FOR THE RECORD: 2008 OLYMPIC GAMES: gold (50m freestyle), bronze (100m freestyle); 2012 OLYMPIC GAMES: bronze (50m freestyle); TWO WORLD RECORDS: (50m freestyle) still standing, broken on December 18, 2009, (100m freestyle) lasting an astounding almost 13 years, from July 30, 2009 until August 13, 2022; 2017 FINA WORLD CHAMPIONSHIPS (LC): silver (4 x 100 freestyle relay); 2013 FINA WORLD CHAMPIONSHIPS (LC): gold (50m freestyle, 50m butterfly); 2011 FINA WORLD CHAMPIONSHIPS (LC): gold (50m freestyle, 50m butterfly); 2009 FINA WORLD CHAMPIONSHIPS (LC): gold (50m freestyle, 100m freestyle); 2018 FINA WORLD CHAMPIONSHIPS (SC): bronze (400m freestyle relay, 200m medley relay); 2014 FINA WORLD CHAMPIONSHIPS (SC): gold (100m freestyle, 200m medley relay, 400m medley relay) bronze (50m freestyle, 200m freestyle mixed relay); 2010 FINA WORLD CHAMPIONSHIPS (SC): gold (50m freestyle, 100m freestyle), bronze (400m freestyle relay, 400m medley relay); 2004 FINA WORLD CHAMPIONSHIPS (SC): silver (400m freestyle relay); first man to swim under 47 seconds in the 100m freestyle, and under 41 seconds in the 100yd freestyle. 

The third Brazilian to be inducted into the International Swimming Hall of Fame, Cesar Cielo was an elite performer in his homeland early in his teen years.
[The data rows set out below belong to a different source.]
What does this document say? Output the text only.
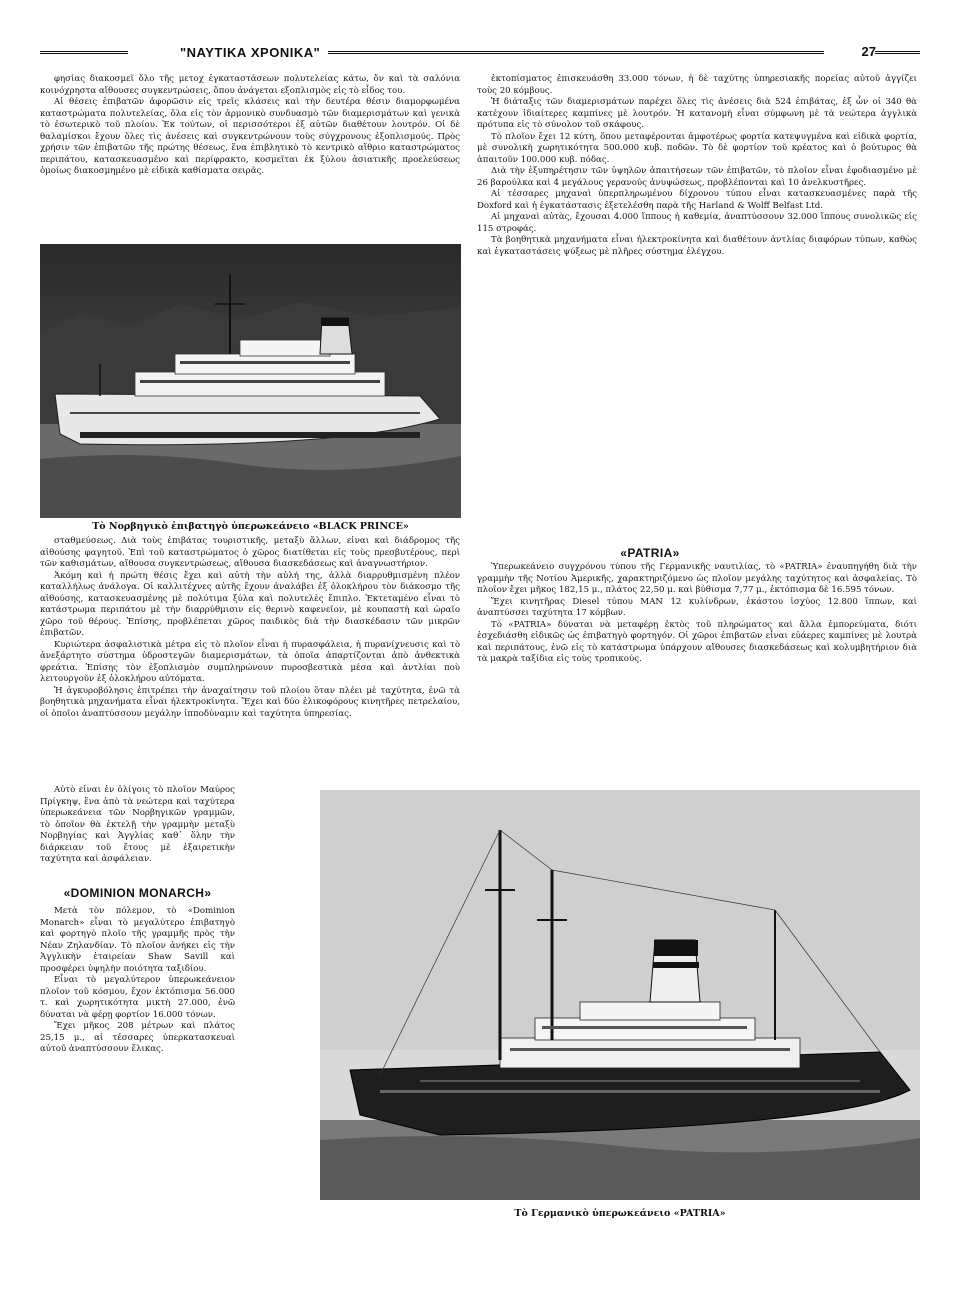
"ΝΑΥΤΙΚΑ ΧΡΟΝΙΚΑ"	27

φησίας διακοσμεῖ ὅλο τῆς μετοχ ἐγκαταστάσεων πολυτελείας κάτω, ὄν καὶ τὰ σαλόνια κοινόχρηστα αἴθουσες συγκεντρώσεις, ὅπου ἀνάγεται εξοπλισμὸς εἰς τὸ εἶδος του.

Αἱ θέσεις ἐπιβατῶν ἀφορῶσιν εἰς τρεῖς κλάσεις καὶ τὴν δευτέρα θέσιν διαμορφωμένα καταστρώματα πολυτελείας, ὅλα εἰς τὸν ἀρμονικὸ συνδυασμὸ τῶν διαμερισμάτων καὶ γενικὰ τὸ ἐσωτερικὸ τοῦ πλοίου. Ἐκ τούτων, οἱ περισσότεροι ἐξ αὐτῶν διαθέτουν λουτρόν. Οἱ δὲ θαλαμίσκοι ἔχουν ὅλες τὶς ἀνέσεις καὶ συγκεντρώνουν τοὺς σύγχρονους ἐξοπλισμούς. Πρὸς χρήσιν τῶν ἐπιβατῶν τῆς πρώτης θέσεως, ἕνα ἐπιβλητικὸ τὸ κεντρικὸ αἴθριο καταστρώματος περιπάτου, κατασκευασμένο καὶ περίφρακτο, κοσμεῖται ἐκ ξύλου ἀσιατικῆς προελεύσεως ὁμοίως διακοσμημένο μὲ εἰδικὰ καθίσματα σειρᾶς.

Τὸ Νορβηγικὸ ἐπιβατηγὸ ὑπερωκεάνειο «BLACK PRINCE»

σταθμεύσεως. Διὰ τοὺς ἐπιβάτας τουριστικῆς, μεταξὺ ἄλλων, εἶναι καὶ διάδρομος τῆς αἰθούσης φαγητοῦ. Ἐπὶ τοῦ καταστρώματος ὁ χῶρος διατίθεται εἰς τοὺς πρεσβυτέρους, περὶ τῶν καθισμάτων, αἴθουσα συγκεντρώσεως, αἴθουσα διασκεδάσεως καὶ ἀναγνωστήριον.

Ἀκόμη καὶ ἡ πρώτη θέσις ἔχει καὶ αὐτὴ τὴν αὐλή της, ἀλλὰ διαρρυθμισμένη πλέον καταλλήλως ἀνάλογα. Οἱ καλλιτέχνες αὐτῆς ἔχουν ἀναλάβει ἐξ ὁλοκλήρου τὸν διάκοσμο τῆς αἰθούσης, κατασκευασμένης μὲ πολύτιμα ξύλα καὶ πολυτελὲς ἔπιπλο. Ἐκτεταμένο εἶναι τὸ κατάστρωμα περιπάτου μὲ τὴν διαρρύθμισιν εἰς θερινὸ καφενεῖον, μὲ κουπαστὴ καὶ ὡραῖο χῶρο τοῦ θέρους. Ἐπίσης, προβλέπεται χῶρος παιδικὸς διὰ τὴν διασκέδασιν τῶν μικρῶν ἐπιβατῶν.

Κυριώτερα ἀσφαλιστικὰ μέτρα εἰς τὸ πλοῖον εἶναι ἡ πυρασφάλεια, ἡ πυρανίχνευσις καὶ τὸ ἀνεξάρτητο σύστημα ὑδροστεγῶν διαμερισμάτων, τὰ ὁποῖα ἀπαρτίζονται ἀπὸ ἀνθεκτικὰ φρεάτια. Ἐπίσης τὸν ἐξοπλισμὸν συμπληρώνουν πυροσβεστικὰ μέσα καὶ ἀντλίαι ποὺ λειτουργοῦν ἐξ ὁλοκλήρου αὐτόματα.

Ἡ ἀγκυροβόλησις ἐπιτρέπει τὴν ἀναχαίτησιν τοῦ πλοίου ὅταν πλέει μὲ ταχύτητα, ἐνῶ τὰ βοηθητικὰ μηχανήματα εἶναι ἠλεκτροκίνητα. Ἔχει καὶ δύο ἐλικοφόρους κινητῆρες πετρελαίου, οἱ ὁποῖοι ἀναπτύσσουν μεγάλην ἱπποδύναμιν καὶ ταχύτητα ὑπηρεσίας.

Αὐτὸ εἶναι ἐν ὀλίγοις τὸ πλοῖον Μαύρος Πρίγκηψ, ἕνα ἀπὸ τὰ νεώτερα καὶ ταχύτερα ὑπερωκεάνεια τῶν Νορβηγικῶν γραμμῶν, τὸ ὁποῖον θὰ ἐκτελῇ τὴν γραμμὴν μεταξὺ Νορβηγίας καὶ Ἀγγλίας καθ᾿ ὅλην τὴν διάρκειαν τοῦ ἔτους μὲ ἐξαιρετικὴν ταχύτητα καὶ ἀσφάλειαν.

«DOMINION MONARCH»

Μετὰ τὸν πόλεμον, τὸ «Dominion Monarch» εἶναι τὸ μεγαλύτερο ἐπιβατηγὸ καὶ φορτηγὸ πλοῖο τῆς γραμμῆς πρὸς τὴν Νέαν Ζηλανδίαν. Τὸ πλοῖον ἀνήκει εἰς τὴν Ἀγγλικὴν ἑταιρείαν Shaw Savill καὶ προσφέρει ὑψηλὴν ποιότητα ταξιδίου.

Εἶναι τὸ μεγαλύτερον ὑπερωκεάνειον πλοῖον τοῦ κόσμου, ἔχον ἐκτόπισμα 56.000 τ. καὶ χωρητικότητα μικτὴ 27.000, ἐνῶ δύναται νὰ φέρῃ φορτίον 16.000 τόνων.

Ἔχει μῆκος 208 μέτρων καὶ πλάτος 25,15 μ., αἱ τέσσαρες ὑπερκατασκευαὶ αὐτοῦ ἀναπτύσσουν ἕλικας.

ἐκτοπίσματος ἐπισκευάσθη 33.000 τόνων, ἡ δὲ ταχύτης ὑπηρεσιακῆς πορείας αὐτοῦ ἀγγίζει τοὺς 20 κόμβους.

Ἡ διάταξις τῶν διαμερισμάτων παρέχει ὅλες τὶς ἀνέσεις διὰ 524 ἐπιβάτας, ἐξ ὧν οἱ 340 θὰ κατέχουν ἰδιαίτερες καμπίνες μὲ λουτρόν. Ἡ κατανομὴ εἶναι σύμφωνη μὲ τὰ νεώτερα ἀγγλικὰ πρότυπα εἰς τὸ σύνολον τοῦ σκάφους.

Τὸ πλοῖον ἔχει 12 κύτη, ὅπου μεταφέρονται ἀμφοτέρως φορτία κατεψυγμένα καὶ εἰδικὰ φορτία, μὲ συνολικὴ χωρητικότητα 500.000 κυβ. ποδῶν. Τὸ δὲ φορτίον τοῦ κρέατος καὶ ὁ βούτυρος θὰ ἀπαιτοῦν 100.000 κυβ. πόδας.

Διὰ τὴν ἐξυπηρέτησιν τῶν ὑψηλῶν ἀπαιτήσεων τῶν ἐπιβατῶν, τὸ πλοῖον εἶναι ἐφοδιασμένο μὲ 26 βαρούλκα καὶ 4 μεγάλους γερανούς ἀνυψώσεως, προβλέπονται καὶ 10 ἀνελκυστῆρες.

Αἱ τέσσαρες μηχαναὶ ὑπερπληρωμένου δίχρονου τύπου εἶναι κατασκευασμένες παρὰ τῆς Doxford καὶ ἡ ἐγκατάστασις ἐξετελέσθη παρὰ τῆς Harland & Wolff Belfast Ltd.

Αἱ μηχαναὶ αὐτὰς, ἔχουσαι 4.000 ἵππους ἡ καθεμία, ἀναπτύσσουν 32.000 ἵππους συνολικῶς εἰς 115 στροφάς.

Τὰ βοηθητικὰ μηχανήματα εἶναι ἠλεκτροκίνητα καὶ διαθέτουν ἀντλίας διαφόρων τύπων, καθὼς καὶ ἐγκαταστάσεις ψύξεως μὲ πλῆρες σύστημα ἐλέγχου.

«PATRIA»

Ὑπερωκεάνειο συγχρόνου τύπου τῆς Γερμανικῆς ναυτιλίας, τὸ «PATRIA» ἐναυπηγήθη διὰ τὴν γραμμὴν τῆς Νοτίου Ἀμερικῆς, χαρακτηριζόμενο ὡς πλοῖον μεγάλης ταχύτητος καὶ ἀσφαλείας. Τὸ πλοῖον ἔχει μῆκος 182,15 μ., πλάτος 22,50 μ. καὶ βύθισμα 7,77 μ., ἐκτόπισμα δὲ 16.595 τόνων.

Ἔχει κινητῆρας Diesel τύπου ΜΑΝ 12 κυλίνδρων, ἐκάστου ἰσχύος 12.800 ἵππων, καὶ ἀναπτύσσει ταχύτητα 17 κόμβων.

Τὸ «PATRIA» δύναται νὰ μεταφέρῃ ἐκτὸς τοῦ πληρώματος καὶ ἄλλα ἐμπορεύματα, διότι ἐσχεδιάσθη εἰδικῶς ὡς ἐπιβατηγὸ φορτηγόν. Οἱ χῶροι ἐπιβατῶν εἶναι εὐάερες καμπίνες μὲ λουτρὰ καὶ περιπάτους, ἐνῶ εἰς τὸ κατάστρωμα ὑπάρχουν αἴθουσες διασκεδάσεως καὶ κολυμβητήριον διὰ τὰ μακρὰ ταξίδια εἰς τοὺς τροπικούς.

Τὸ Γερμανικὸ ὑπερωκεάνειο «PATRIA»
Initially splitting time between backstroke and freestyle, he eventually shifted his attention to the sprint-freestyle events, a decision that would pay major dividends. 
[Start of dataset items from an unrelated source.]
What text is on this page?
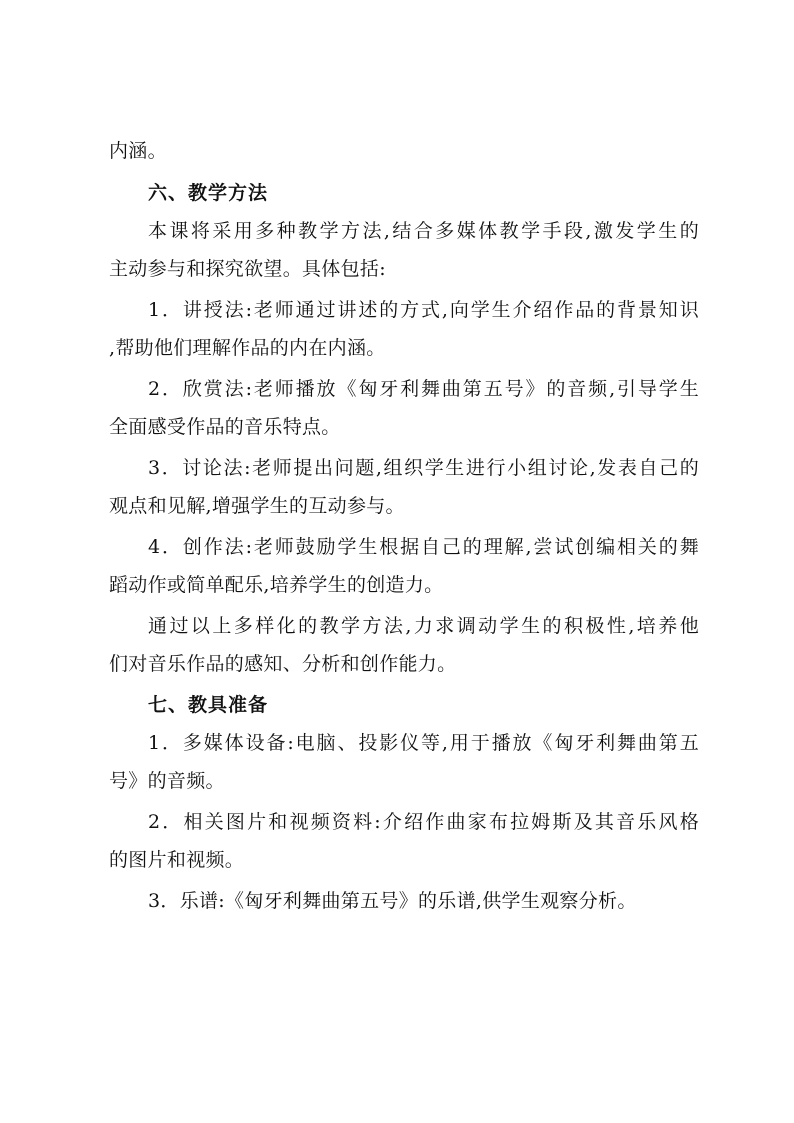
内涵。
六、教学方法
本课将采用多种教学方法,结合多媒体教学手段,激发学生的
主动参与和探究欲望。具体包括:
1．讲授法:老师通过讲述的方式,向学生介绍作品的背景知识
,帮助他们理解作品的内在内涵。
2．欣赏法:老师播放《匈牙利舞曲第五号》的音频,引导学生
全面感受作品的音乐特点。
3．讨论法:老师提出问题,组织学生进行小组讨论,发表自己的
观点和见解,增强学生的互动参与。
4．创作法:老师鼓励学生根据自己的理解,尝试创编相关的舞
蹈动作或简单配乐,培养学生的创造力。
通过以上多样化的教学方法,力求调动学生的积极性,培养他
们对音乐作品的感知、分析和创作能力。
七、教具准备
1．多媒体设备:电脑、投影仪等,用于播放《匈牙利舞曲第五
号》的音频。
2．相关图片和视频资料:介绍作曲家布拉姆斯及其音乐风格
的图片和视频。
3．乐谱:《匈牙利舞曲第五号》的乐谱,供学生观察分析。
Ranked as the top teenager in Brazil, Cielo’s career took off when he made the decision to attend college in the United States at Auburn University. Joining forces with coaches David Marsh and Brett Hawke, Cielo not only further fueled the NCAA championship tradition of the Tigers but emerged as a world-class threat who would alter the landscape of future Olympic Games and World Championships. 

A finalist in the 50 and 100-yard freestyles as a freshman at the NCAA Championships, Cielo made a huge jump in his sophomore season. During that campaign, he claimed NCAA titles in the sprint events, and was the lynchpin on several victorious relays. His efforts led to Cielo being named NCAA Swimmer of the Year, an accolade he earned again the following year, when he blasted times of 18.47 and 40.92 to secure NCAA crowns in the 50 free and 100 free. 
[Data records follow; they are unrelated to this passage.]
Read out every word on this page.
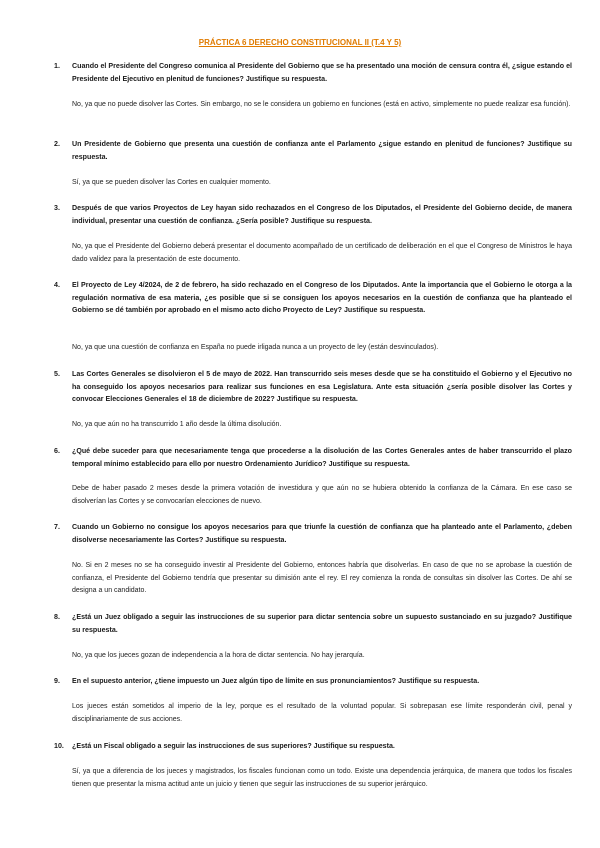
PRÁCTICA 6 DERECHO CONSTITUCIONAL II (T.4 Y 5)
1. Cuando el Presidente del Congreso comunica al Presidente del Gobierno que se ha presentado una moción de censura contra él, ¿sigue estando el Presidente del Ejecutivo en plenitud de funciones? Justifique su respuesta.
No, ya que no puede disolver las Cortes. Sin embargo, no se le considera un gobierno en funciones (está en activo, simplemente no puede realizar esa función).
2. Un Presidente de Gobierno que presenta una cuestión de confianza ante el Parlamento ¿sigue estando en plenitud de funciones? Justifique su respuesta.
Sí, ya que se pueden disolver las Cortes en cualquier momento.
3. Después de que varios Proyectos de Ley hayan sido rechazados en el Congreso de los Diputados, el Presidente del Gobierno decide, de manera individual, presentar una cuestión de confianza. ¿Sería posible? Justifique su respuesta.
No, ya que el Presidente del Gobierno deberá presentar el documento acompañado de un certificado de deliberación en el que el Congreso de Ministros le haya dado validez para la presentación de este documento.
4. El Proyecto de Ley 4/2024, de 2 de febrero, ha sido rechazado en el Congreso de los Diputados. Ante la importancia que el Gobierno le otorga a la regulación normativa de esa materia, ¿es posible que si se consiguen los apoyos necesarios en la cuestión de confianza que ha planteado el Gobierno se dé también por aprobado en el mismo acto dicho Proyecto de Ley? Justifique su respuesta.
No, ya que una cuestión de confianza en España no puede irligada nunca a un proyecto de ley (están desvinculados).
5. Las Cortes Generales se disolvieron el 5 de mayo de 2022. Han transcurrido seis meses desde que se ha constituido el Gobierno y el Ejecutivo no ha conseguido los apoyos necesarios para realizar sus funciones en esa Legislatura. Ante esta situación ¿sería posible disolver las Cortes y convocar Elecciones Generales el 18 de diciembre de 2022? Justifique su respuesta.
No, ya que aún no ha transcurrido 1 año desde la última disolución.
6. ¿Qué debe suceder para que necesariamente tenga que procederse a la disolución de las Cortes Generales antes de haber transcurrido el plazo temporal mínimo establecido para ello por nuestro Ordenamiento Jurídico? Justifique su respuesta.
Debe de haber pasado 2 meses desde la primera votación de investidura y que aún no se hubiera obtenido la confianza de la Cámara. En ese caso se disolverían las Cortes y se convocarían elecciones de nuevo.
7. Cuando un Gobierno no consigue los apoyos necesarios para que triunfe la cuestión de confianza que ha planteado ante el Parlamento, ¿deben disolverse necesariamente las Cortes? Justifique su respuesta.
No. Si en 2 meses no se ha conseguido investir al Presidente del Gobierno, entonces habría que disolverlas. En caso de que no se aprobase la cuestión de confianza, el Presidente del Gobierno tendría que presentar su dimisión ante el rey. El rey comienza la ronda de consultas sin disolver las Cortes. De ahí se designa a un candidato.
8. ¿Está un Juez obligado a seguir las instrucciones de su superior para dictar sentencia sobre un supuesto sustanciado en su juzgado? Justifique su respuesta.
No, ya que los jueces gozan de independencia a la hora de dictar sentencia. No hay jerarquía.
9. En el supuesto anterior, ¿tiene impuesto un Juez algún tipo de límite en sus pronunciamientos? Justifique su respuesta.
Los jueces están sometidos al imperio de la ley, porque es el resultado de la voluntad popular. Si sobrepasan ese límite responderán civil, penal y disciplinariamente de sus acciones.
10. ¿Está un Fiscal obligado a seguir las instrucciones de sus superiores? Justifique su respuesta.
Sí, ya que a diferencia de los jueces y magistrados, los fiscales funcionan como un todo. Existe una dependencia jerárquica, de manera que todos los fiscales tienen que presentar la misma actitud ante un juicio y tienen que seguir las instrucciones de su superior jerárquico.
Cielo’s time at Auburn also allowed him to develop into a global star in the long-course pool. At the 2007 World Championships in Melbourne, Cielo qualified for the finals of the 50 free and 100 free, where he placed sixth and fourth, respectively. Most importantly, Cielo recognized he belonged on the biggest of stages, and used this knowledge to fuel him on the road to the 2008 Olympics. 

At the Beijing Games, Cielo fended off a stacked field in the 50-meter freestyle to become Olympic champion. After topping the semifinals, Cielo produced his finest performance in the final, clocking 21.30 to finish comfortably ahead of Frenchmen Amaury Leveaux and Alain Bernard. His meet also featured a bronze medal in the 100 freestyle, and his gold in the shorter event is the only title won by a Brazilian in the Olympic pool. 

The next year, at the 2009 World Championships in Rome, Cielo doubled in the 50 freestyle and 100 freestyle, the 100 free producing a world record. Later in the year, Cielo broke the world record in the 50 freestyle, with his 20.91 outing still standing as the global standard. 

Cielo’s sprint success continued at the next two editions of the World Championships. In 2011 and 2013, he was golden in the 50 freestyle and 50 butterfly, his efforts in the fly demonstrating his ability to take his speed to another stroke. In between, he added a bronze medal in the 50 freestyle at the 2012 Olympic Games in London. Cielo was also a world champion in the short-course pool. 

A three-time Olympic medalist and seven-time medalist at the long-course version of the World Championships, Cesar Cielo will long be remembered as one of the finest sprinters the sport has seen.